La tête de liste du Printemps marseillais a mis fin à l'ère Gaudin en battant une droite divisée et un RN bien portant. Voici l'essentiel à savoir sur celle qui est désormais à la tête de la seconde plus grande ville de France.

Un quart de la population vivant sous le seuil de pauvreté, des quartiers à l’abandon et enclavés, des établissements publics vétustes et trop peu nombreux, deux milliards d’euros de dettes… Malgré certains signaux positifs, Marseille est une ville malade. Le 28 juin, les électeurs ont appelé à son chevet un médecin de 63 ans, Michèle Rubirola, tête de liste du Printemps marseillais.

Union de la gauche

Elue haut la main avec 39,9% des voix (estimation France 2 à 21h30) dans un second tour mettant en scène une droite divisée entre Martine Vassal, candidate LR officielle (29,8%), un dissident Bruno Gilles (6,1%) et le sénateur RN Stéphane Ravier (19,8%), la néo-maire peut se targuer de deux exploits : faire basculer une ville gérée par le LR Jean-Claude Gaudin depuis 1995 et unir les forces de gauche. Ce qui n’est pas une mince affaire puisque la gauche plurielle chère à Lionel Jospin a peu à peu disparu dans les limbes de l’histoire. Une fin actée par Manuel Valls qui, en 2016 a théorisé le concept de "deux gauches irréconciliables". L’une sociale-démocrate et modérée, l’autre plus contestataire.

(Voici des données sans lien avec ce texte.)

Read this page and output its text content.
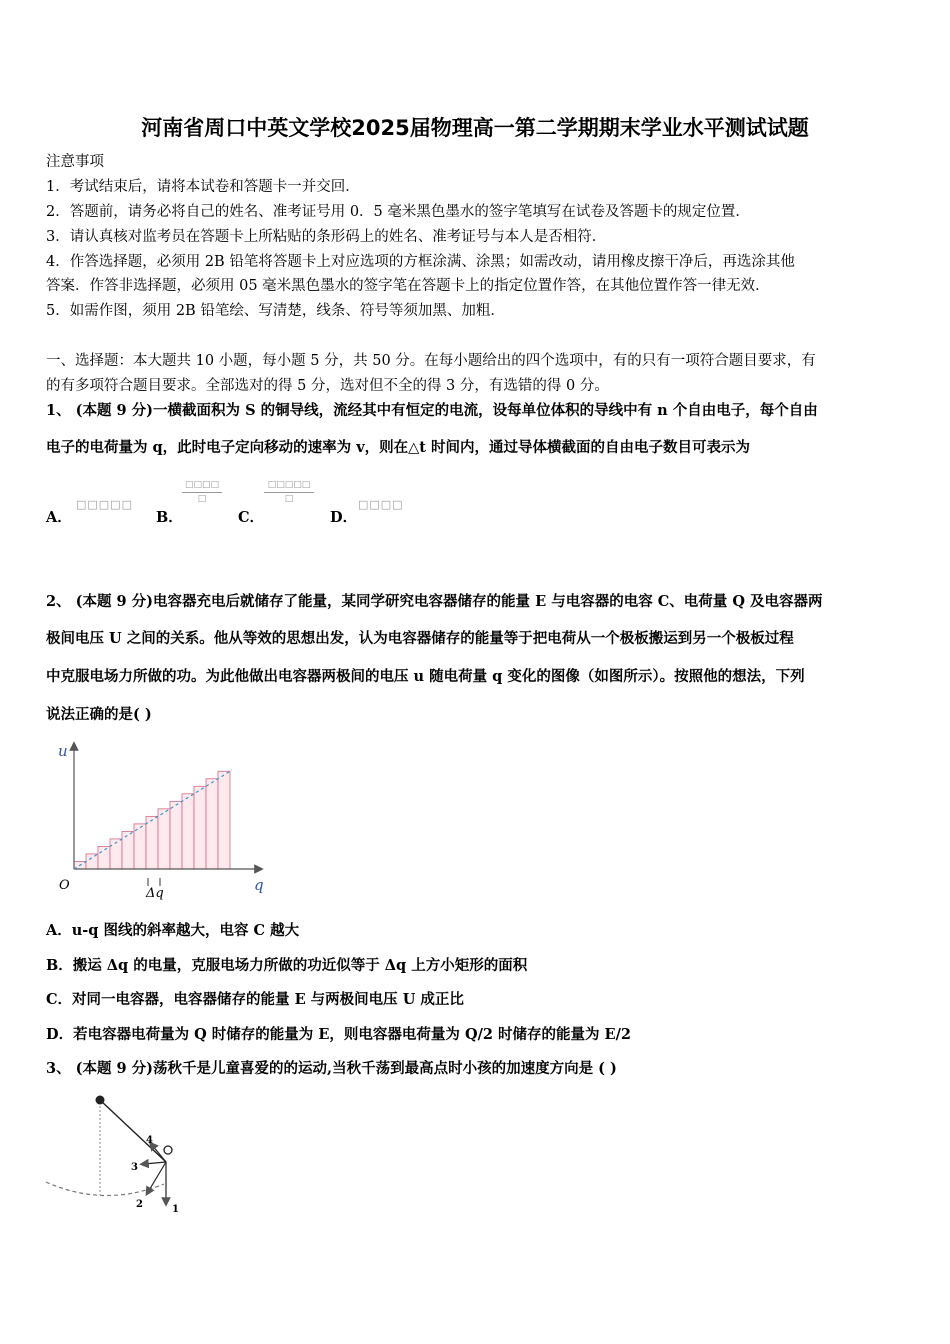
河南省周口中英文学校2025届物理高一第二学期期末学业水平测试试题
注意事项
1．考试结束后，请将本试卷和答题卡一并交回．
2．答题前，请务必将自己的姓名、准考证号用 0．5 毫米黑色墨水的签字笔填写在试卷及答题卡的规定位置．
3．请认真核对监考员在答题卡上所粘贴的条形码上的姓名、准考证号与本人是否相符．
4．作答选择题，必须用 2B 铅笔将答题卡上对应选项的方框涂满、涂黑；如需改动，请用橡皮擦干净后，再选涂其他
答案．作答非选择题，必须用 05 毫米黑色墨水的签字笔在答题卡上的指定位置作答，在其他位置作答一律无效．
5．如需作图，须用 2B 铅笔绘、写清楚，线条、符号等须加黑、加粗．
一、选择题：本大题共 10 小题，每小题 5 分，共 50 分。在每小题给出的四个选项中，有的只有一项符合题目要求，有
的有多项符合题目要求。全部选对的得 5 分，选对但不全的得 3 分，有选错的得 0 分。
1、 (本题 9 分)一横截面积为 S 的铜导线，流经其中有恒定的电流，设每单位体积的导线中有 n 个自由电子，每个自由
电子的电荷量为 q，此时电子定向移动的速率为 v，则在△t 时间内，通过导体横截面的自由电子数目可表示为
A．
□□□□□
B．
□□□□
□
C．
□□□□□
□
D．
□□□□
2、 (本题 9 分)电容器充电后就储存了能量，某同学研究电容器储存的能量 E 与电容器的电容 C、电荷量 Q 及电容器两
极间电压 U 之间的关系。他从等效的思想出发，认为电容器储存的能量等于把电荷从一个极板搬运到另一个极板过程
中克服电场力所做的功。为此他做出电容器两极间的电压 u 随电荷量 q 变化的图像（如图所示）。按照他的想法，下列
说法正确的是( )
u
q
O
Δq
A．u-q 图线的斜率越大，电容 C 越大
B．搬运 Δq 的电量，克服电场力所做的功近似等于 Δq 上方小矩形的面积
C．对同一电容器，电容器储存的能量 E 与两极间电压 U 成正比
D．若电容器电荷量为 Q 时储存的能量为 E，则电容器电荷量为 Q/2 时储存的能量为 E/2
3、 (本题 9 分)荡秋千是儿童喜爱的的运动,当秋千荡到最高点时小孩的加速度方向是 ( )
4
3
2	1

Durant la campagne municipale, Michèle Rubirola est parvenue à rassembler les deux blocs. Le secrétaire national du PS Olivier Faure, les verts Julien Bayou, Yannick Jadot et Éric Piolle, le communiste Ian Brossat, les insoumis Clémentine Autain et François Ruffin ou encore Benoît Hamon…. Tous ont soutenu, parfois sur place, la campagne de la nouvelle pasionaria marseillaise. Même Jean-Luc Mélenchon, ombrageux député de la ville phocéenne, a fini par soutenir Michèle Rubirola qui peut se targuer de posséder un profil consensuel. Bien plus que les barons socialistes locaux tels que Patrick Mennucci ou Jean-Noël Guérini jugés trop soumis à la rue de Solférino. La première femme portée à la tête de marseillaise semble, pour sa part, bien plus consensuelle.

En Vert, mais pas contre tout

Le vert est la tendance de ces dernières municipales à l’échelle nationale ? Cela tombe bien, Michèle Rubirola est une écologiste de longue date puisqu’elle a porté les couleurs d’EELV lors des législatives de 2007 et 2012 dans la cinquième circonscription des Bouches-du-Rhône. Un passé qui n’a pas empêché la présence d’une liste estampillée EELV au premier tour (9%). Mais son chef de file, Sébastien Barles, s’est rallié sans difficulté dans l’entre-deux tours.

Elle a réuni autour d'elle des pontes de la CGT, des écolos, des communistes et des sociaux-démocrates. Un attelage durable ?

Michèle Rubirola a également réussi à attirer dès janvier 2020 le PS local dirigé par le chef de file de l’opposition socialiste à l’Hôtel de ville, Benoît Payan. Une recrue expérimentée qui devrait peser de tout son poids dans le Printemps marseillais. Rassemblement auquel s’est également greffé le parti communiste local mené par Jean-Marc Coppola, ancien responsable local de la CGT Cheminots. Sa jeunesse de militante sur le plateau du Larzac ou ses combats en faveur du droit à l’avortement ont probablement contribué à faire venir à elle une grande partie du secteur associatif, très puissant dans la ville. Elle peut également se targuer de l’appui d’une large frange du milieu artistique marseillais, notamment Akhénaton et Imhotep, emblématiques rappeurs du groupe IAM mais aussi du cinéaste Robert Guédigian.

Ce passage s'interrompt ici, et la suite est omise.